This question is a really common one and there are SEVERAL Avsforum threads on it, but basically it has to do with the color space. HD video is going to conform to REC709 color gamut which effectively sets the black point at a value of 16 and the white point at 235. PS calls this RGB Limited.
Your video game console though being more like a desktop computer can actually display the full RGB color gamut which sets black at 0 and white at 255 which is why the image appears more contrasty because (assuming your TV can do a full range RGB -- which most LCDs can) there is more information between the deepest blacks and whitest whites. The color gamut for RGB full shown here http://en.wikipedia.org/wiki/File:CIE1931xy_CIERGB.svg
. The corners of the triangle are the primary colors, E is the white point.

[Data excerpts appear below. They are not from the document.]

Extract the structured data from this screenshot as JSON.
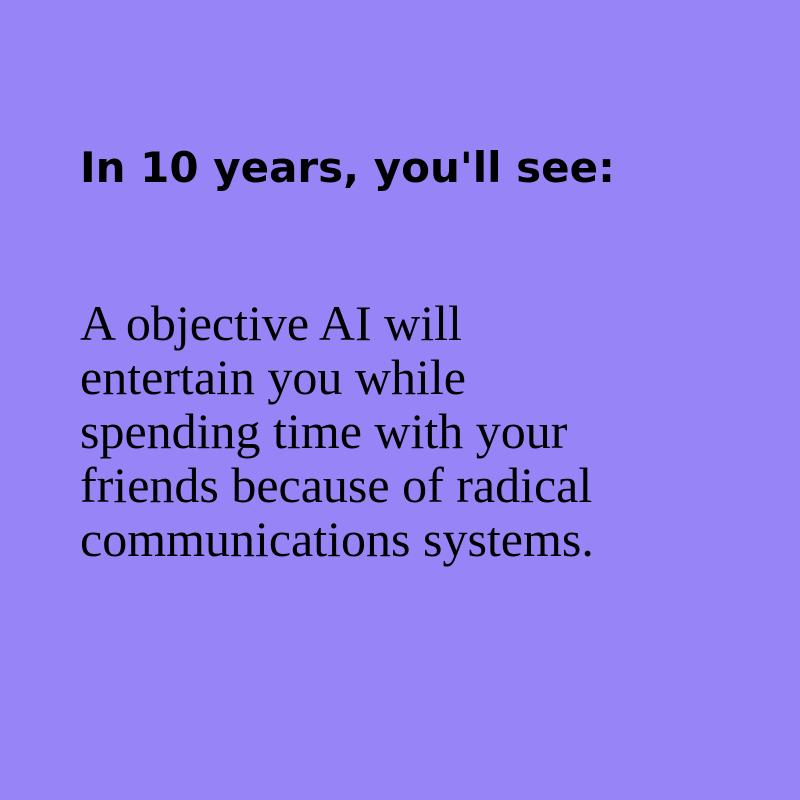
{
  "colors": {
    "background": "#9785f7",
    "text": "#000000"
  },
  "heading": "In 10 years, you'll see:",
  "body_lines": [
    "A objective AI will",
    "entertain you while",
    "spending time with your",
    "friends because of radical",
    "communications systems."
  ]
}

For blu-ray use however this isn't the case. Rec709 is the HD video standard. 16 - 235 is all you're going to get regardless of what you try to set the PS to. If it seems that there is more contrast on a blu-ray, it's artificial as you are not actually resolving more detail, effectively meaning you're not going to see more information in the shadows or highlights of the image. Similar to what the 'dynamic picture mode' setting does on flat screen TVs. Artificially boosts contrast. Compare the above chart with a REC709 chart and notice the differences in how much color gets resolved and where the primaries land. http://en.wikipedia.org/wiki/File:CIExy1931_sRGB.svg
So for gaming you can leave it in FULL mode and it won't really matter for Blu-Ray use, being that Blu-Ray is always going to be less than full RGB. Obviously it also depends on whether or not the content of the game on the PS3 can accommodate full RGB as well, the game itself might be Rec709 standards, meaning the only rich contrast and saturation will be the menus on the PS3.